We live in a time of utter overload. Rarely do we take adequate time for rest(Sabbath or otherwise), recreation (re-creation!), or recovery. One scholar in the field, Dr. Richard Swenson, writes: “Life in modern-day America is essentially devoid of time and space. Not the Star Trek kind. The sanity kind. The time and space that once existed in the lives of people who regularly lingered after dinner, helped the kids with homework, visited with the neighbors, sat on the lawn swing, went for long walks, dug in the garden and always had a full night’s sleep.
“People are exhausted. Like the mother of four from LaGrange, Illinois, who said: ‘I’m so tired, my idea of a vacation is a trip to the dentist. I just can’t wait to sit in that chair and relax.

“People are stressed. Like the neurosurgeon who quit medicine to open a bagel shop. People are breaking at the speed limit of life. Like the man who confessed: ‘I feel like a minnow in a flash flood.’” (Richard A. Swenson, M.D., The Overload Syndrome Learning to Live Within Your Limits, p. 11)

I am convinced this is a part of the reality of modern life. I know it is a part of my life. I keep getting pushed back to some of the insights shared by Tom Albin at the clergy Day Apart. Burnout is a common term in modern life. It is new because now, like never before, we are overstressed by the pace of living.
An old Chinese proverb says that a long journey begins with a single step.
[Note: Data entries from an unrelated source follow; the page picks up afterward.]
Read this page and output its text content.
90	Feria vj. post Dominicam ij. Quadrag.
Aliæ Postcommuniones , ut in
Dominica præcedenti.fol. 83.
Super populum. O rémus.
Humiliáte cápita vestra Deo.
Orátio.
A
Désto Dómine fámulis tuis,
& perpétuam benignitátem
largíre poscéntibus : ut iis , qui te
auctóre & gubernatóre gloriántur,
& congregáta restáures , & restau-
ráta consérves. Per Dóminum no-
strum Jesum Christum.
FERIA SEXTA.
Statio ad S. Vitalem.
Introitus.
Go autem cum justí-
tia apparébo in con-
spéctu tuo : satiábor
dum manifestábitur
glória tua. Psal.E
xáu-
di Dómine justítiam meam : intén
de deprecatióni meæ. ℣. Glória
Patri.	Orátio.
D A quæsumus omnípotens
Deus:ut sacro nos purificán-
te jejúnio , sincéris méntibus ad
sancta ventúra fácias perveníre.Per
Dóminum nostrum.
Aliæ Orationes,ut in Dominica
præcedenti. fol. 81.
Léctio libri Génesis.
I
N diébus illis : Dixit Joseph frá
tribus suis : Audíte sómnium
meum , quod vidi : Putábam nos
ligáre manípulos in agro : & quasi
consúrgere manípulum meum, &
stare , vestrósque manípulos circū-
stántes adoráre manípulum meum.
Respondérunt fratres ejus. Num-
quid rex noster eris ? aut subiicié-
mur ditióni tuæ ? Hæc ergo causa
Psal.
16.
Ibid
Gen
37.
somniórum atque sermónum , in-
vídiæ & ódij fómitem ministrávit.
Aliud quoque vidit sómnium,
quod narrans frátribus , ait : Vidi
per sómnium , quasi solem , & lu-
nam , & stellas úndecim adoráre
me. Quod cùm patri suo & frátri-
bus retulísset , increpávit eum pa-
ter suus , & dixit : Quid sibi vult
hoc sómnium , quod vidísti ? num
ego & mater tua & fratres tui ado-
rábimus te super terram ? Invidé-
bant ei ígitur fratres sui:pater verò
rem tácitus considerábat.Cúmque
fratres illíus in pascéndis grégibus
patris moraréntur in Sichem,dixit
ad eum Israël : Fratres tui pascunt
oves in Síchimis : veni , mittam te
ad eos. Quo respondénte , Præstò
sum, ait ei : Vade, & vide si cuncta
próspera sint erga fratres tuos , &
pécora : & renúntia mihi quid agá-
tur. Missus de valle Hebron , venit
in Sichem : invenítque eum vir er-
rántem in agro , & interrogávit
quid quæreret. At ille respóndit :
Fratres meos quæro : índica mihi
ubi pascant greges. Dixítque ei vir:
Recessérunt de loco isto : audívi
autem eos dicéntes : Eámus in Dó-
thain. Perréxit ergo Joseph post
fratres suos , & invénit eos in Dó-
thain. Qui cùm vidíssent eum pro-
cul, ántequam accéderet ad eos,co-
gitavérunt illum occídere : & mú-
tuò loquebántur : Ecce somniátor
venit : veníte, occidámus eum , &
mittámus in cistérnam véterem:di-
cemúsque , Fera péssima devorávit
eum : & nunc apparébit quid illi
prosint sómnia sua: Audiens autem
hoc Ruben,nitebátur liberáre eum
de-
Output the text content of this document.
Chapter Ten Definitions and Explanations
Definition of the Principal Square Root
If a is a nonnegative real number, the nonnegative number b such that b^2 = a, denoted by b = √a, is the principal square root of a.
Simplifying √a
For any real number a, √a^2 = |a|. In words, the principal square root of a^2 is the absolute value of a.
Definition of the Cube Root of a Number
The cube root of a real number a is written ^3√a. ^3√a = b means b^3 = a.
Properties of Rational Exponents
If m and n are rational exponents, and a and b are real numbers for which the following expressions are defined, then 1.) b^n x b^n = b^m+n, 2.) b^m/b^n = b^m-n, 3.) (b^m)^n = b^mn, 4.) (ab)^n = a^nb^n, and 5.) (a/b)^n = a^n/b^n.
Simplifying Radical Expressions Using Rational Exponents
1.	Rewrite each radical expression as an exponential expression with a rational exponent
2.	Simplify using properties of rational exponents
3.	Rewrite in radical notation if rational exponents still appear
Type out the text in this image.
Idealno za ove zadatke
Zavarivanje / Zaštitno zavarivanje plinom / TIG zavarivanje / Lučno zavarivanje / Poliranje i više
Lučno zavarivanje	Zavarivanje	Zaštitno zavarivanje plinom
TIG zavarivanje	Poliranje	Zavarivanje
Allow me to share three simple examples of how to take a few small steps. (I know I am writing to myself but hopefully the reader can reflect and make the appropriate self application.)
1) Get home at a set time! One significant thing we can do for our marriages and our families is to have a meal together each day that is not interrupted by the phone, TV or just plain lateness. Make being home and being together a priority. Quantity of time has a quality all its own.
2) Turn off your cell phone for a period of time each day (while you are sleeping doesn’t count). I know this may surprise you but somehow we managed to live without always having a phone on next to us. We’ve done it before; we can do it again. I remember listening to Charles Osgood reflecting on how many cell phone calls were really unnecessary. Have you ever hand the conversation where you are simply reporting to people your location? Turn the phone off and get some quiet time to live with yourself or talk to your spouse. A cell phone Sabbath is a good idea!
3) Take 15 minutes each day to simply be still before God. This is about understanding who is really in charge. It is about honoring the first commandment –“you shall have no other gods before me.” (Exodus 20:3) Actually, 30 minutes should be the minimum but start easy and expand.

Well, it’s time to go. I have to hurry home. May your Sabbath this week be a joy from God.